At the time of his impeachment, the president's approval ratings stands slightly higher than those of Barack Obama at a similar point during his first term in office. Other surveys, meaningless in themselves, but of great interest to many journalists when they have given dissimilar results in the past, suggest that if the presidency were to be decided by a national popular vote, Trump would best each of his Democratic rivals. Impeachment itself divides the country; it is markedly unpopular in the South and in the Midwestern states upon which Trump's victory in 2016 had rested.

What does the post-impeachment future hold? Among other things, the likelihood that impeachment, so far from being a poorly understood artifact from the English constitutional past, will become the ordinary partisan response to the problem of divided government. This was made clear over and over again by Republican lawmakers, dozens of whom took the floor on Wednesday afternoon to lament this fact without acknowledging their own foreseeable complicity in such a state of affairs. To my knowledge, only Rep. Louie Gohmert (R-Texas) has been forthright about his intention of impeaching the next president to belong to the opposite party.

There is nothing remotely surprising in this progression. It is the natural evolution of the relationship between the Oval Office and Congress under Obama, who, like his successor, was subjected to an endless series of pointless congressional investigations. No cessation of hostilities is imaginable. Lyndon Johnson, who directed federal law enforcement agents to report upon the activities of his opponent in the 1964 election, is likely to remain the last president whose ability to govern was not significantly diminished by scurrilous interference of the legislative branch.

This is a constitutional revolution. We now have a de-facto Westminster system in which heads of government are responsible not only for securing their election but for surviving votes of no confidence from the lower chamber of the legislature. We will enjoy the apparent benefits of such a constitution, however, in the absence of the most important feature that distinguishes our present one from that of the British — namely, the distinction between the persons of the head of state and the head of government. This should concern all Americans regardless of their partisan allegiance.

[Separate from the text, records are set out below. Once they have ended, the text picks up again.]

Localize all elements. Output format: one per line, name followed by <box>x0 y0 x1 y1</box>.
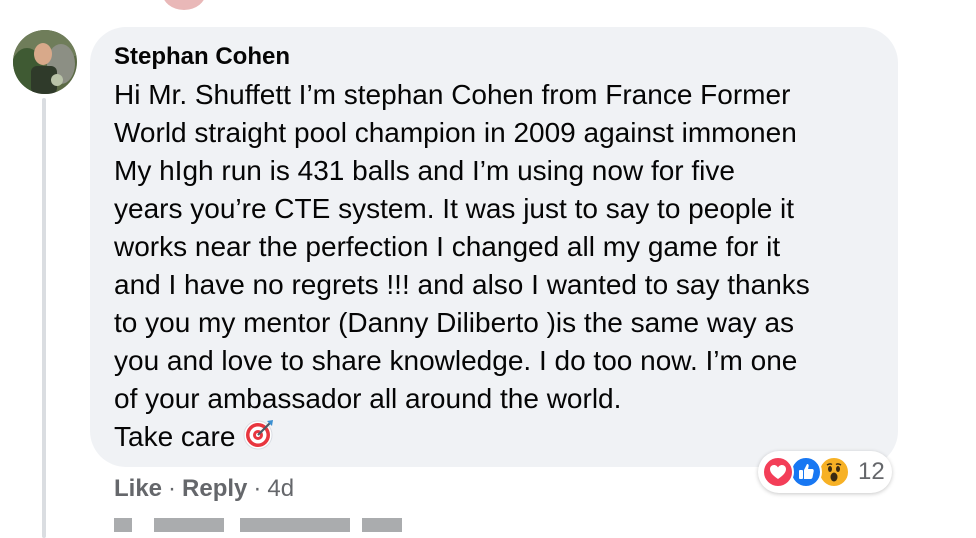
avatar-photo-icon <box>13 30 77 94</box>
comment-author[interactable]: Stephan Cohen <box>114 43 290 71</box>
separator: · <box>253 475 262 502</box>
love-icon <box>762 456 794 488</box>
comment-line: to you my mentor (Danny Diliberto )is th… <box>114 307 795 338</box>
truncated-text <box>154 518 224 532</box>
truncated-text <box>240 518 350 532</box>
reply-button[interactable]: Reply <box>182 475 247 502</box>
separator: · <box>168 475 177 502</box>
comment-line: years you’re CTE system. It was just to … <box>114 193 795 224</box>
like-icon <box>790 456 822 488</box>
comment-line: Hi Mr. Shuffett I’m stephan Cohen from F… <box>114 79 791 110</box>
reply-arrow-icon <box>114 518 132 532</box>
comment-line: and I have no regrets !!! and also I wan… <box>114 269 810 300</box>
comment-line: of your ambassador all around the world. <box>114 383 622 414</box>
reaction-count: 12 <box>858 458 885 485</box>
reactions-summary[interactable]: 12 <box>758 451 892 493</box>
comment-line: you and love to share knowledge. I do to… <box>114 345 798 376</box>
truncated-text <box>362 518 402 532</box>
comment-text: Hi Mr. Shuffett I’m stephan Cohen from F… <box>114 76 894 456</box>
avatar[interactable] <box>13 30 77 94</box>
view-more-replies-row[interactable] <box>114 518 414 532</box>
comment-timestamp[interactable]: 4d <box>267 475 294 502</box>
like-button[interactable]: Like <box>114 475 162 502</box>
thread-line <box>42 98 46 538</box>
comment-actions: Like · Reply · 4d <box>114 475 294 503</box>
previous-comment-avatar[interactable] <box>162 0 206 10</box>
comment-line: works near the perfection I changed all … <box>114 231 781 262</box>
comment-line: Take care <box>114 421 236 452</box>
comment-line: World straight pool champion in 2009 aga… <box>114 117 797 148</box>
direct-hit-target-icon <box>243 418 275 460</box>
comment-line: My hIgh run is 431 balls and I’m using n… <box>114 155 735 186</box>
wow-icon <box>818 456 850 488</box>
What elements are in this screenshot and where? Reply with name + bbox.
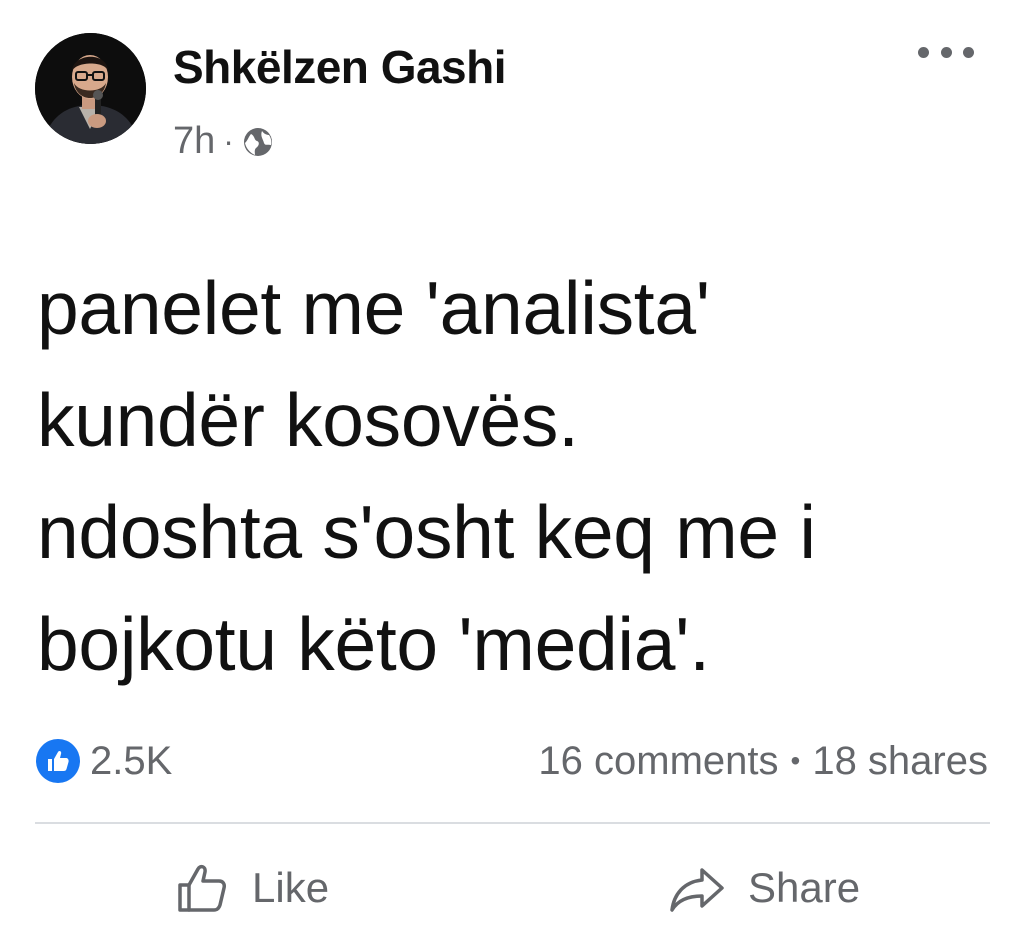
post-text: panelet me 'analista' kundër kosovës. nd…	[37, 252, 997, 700]
engagement-stats: 16 comments • 18 shares	[538, 736, 988, 786]
globe-icon[interactable]	[242, 125, 274, 157]
like-label: Like	[252, 864, 330, 911]
post-timestamp[interactable]: 7h	[173, 120, 215, 163]
divider	[35, 822, 990, 824]
post-text-line: bojkotu këto 'media'.	[37, 602, 710, 686]
thumbs-up-icon	[178, 864, 226, 912]
like-reaction-icon	[36, 739, 80, 783]
more-dot	[918, 46, 929, 58]
share-label: Share	[748, 864, 861, 911]
post-text-line: kundër kosovës.	[37, 378, 579, 462]
comments-count-link[interactable]: 16 comments	[538, 739, 778, 784]
share-button[interactable]: Share	[668, 850, 860, 926]
more-dot	[963, 46, 974, 58]
post-text-line: panelet me 'analista'	[37, 266, 710, 350]
share-arrow-icon	[670, 868, 724, 912]
stats-separator: •	[790, 745, 801, 776]
more-dot	[940, 46, 952, 58]
post-meta: 7h ·	[173, 118, 274, 164]
like-button[interactable]: Like	[174, 850, 329, 926]
avatar[interactable]	[35, 33, 146, 144]
shares-count-link[interactable]: 18 shares	[812, 739, 988, 784]
meta-separator: ·	[223, 122, 234, 159]
reaction-count: 2.5K	[90, 738, 173, 783]
more-options-icon[interactable]	[918, 36, 974, 68]
post-text-line: ndoshta s'osht keq me i	[37, 490, 816, 574]
facebook-post: Shkëlzen Gashi 7h · panelet me 'analista…	[0, 0, 1024, 942]
author-name[interactable]: Shkëlzen Gashi	[173, 40, 507, 94]
reactions-summary[interactable]: 2.5K	[36, 736, 172, 786]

If the chief executive no longer stands at the head of the federal government as the individual from whom all legal authority proceeds and receives its direction, we must look to create a separate office in whom sovereignty can reside, even if only nominally.

These, and other disruptions, await us in the years and decades to come. In the more immediate future, we can expect a carnivalesque trial in the Senate, where Democratic members disagree with their House colleagues about the quality of the evidence against the president. Chuck Schumer and Trump both agree that what this country needs are more witnesses and more hearings over the course of goodness knows how many days or weeks or months. These proceedings, which will yield the inevitable verdict of innocence regardless of how long they last, will require no fewer than five Democratic presidential candidates to take their leave of the campaign trail.

The same cannot be said of Trump. His address to supporters in Battle Creek, Michigan, on Wednesday night afforded a preview of Trump in his re-election mode: unburdened by even formal concern for the day's judicial proceedings, affecting no concern for the norms of office which allies and enemies alike have been happy to see him discard, declaring his impeachment illegitimate, mocking the names, voices, and appearances of his opponents — some of them deceased — and suggesting that he will remain in office for four or eight or 16 more years. This will continue apace for 11 months, during which the opprobrium with which his every word and gesture, however insignificant, are met by foes will be matched only by the exultant approbation of his most enthusiastic devotees.

The country, and the world, will continue under the spell of a man consumed by hatred and possessed of an almost indescribable energy. Impeachment failed to undo the magic. I wonder what will.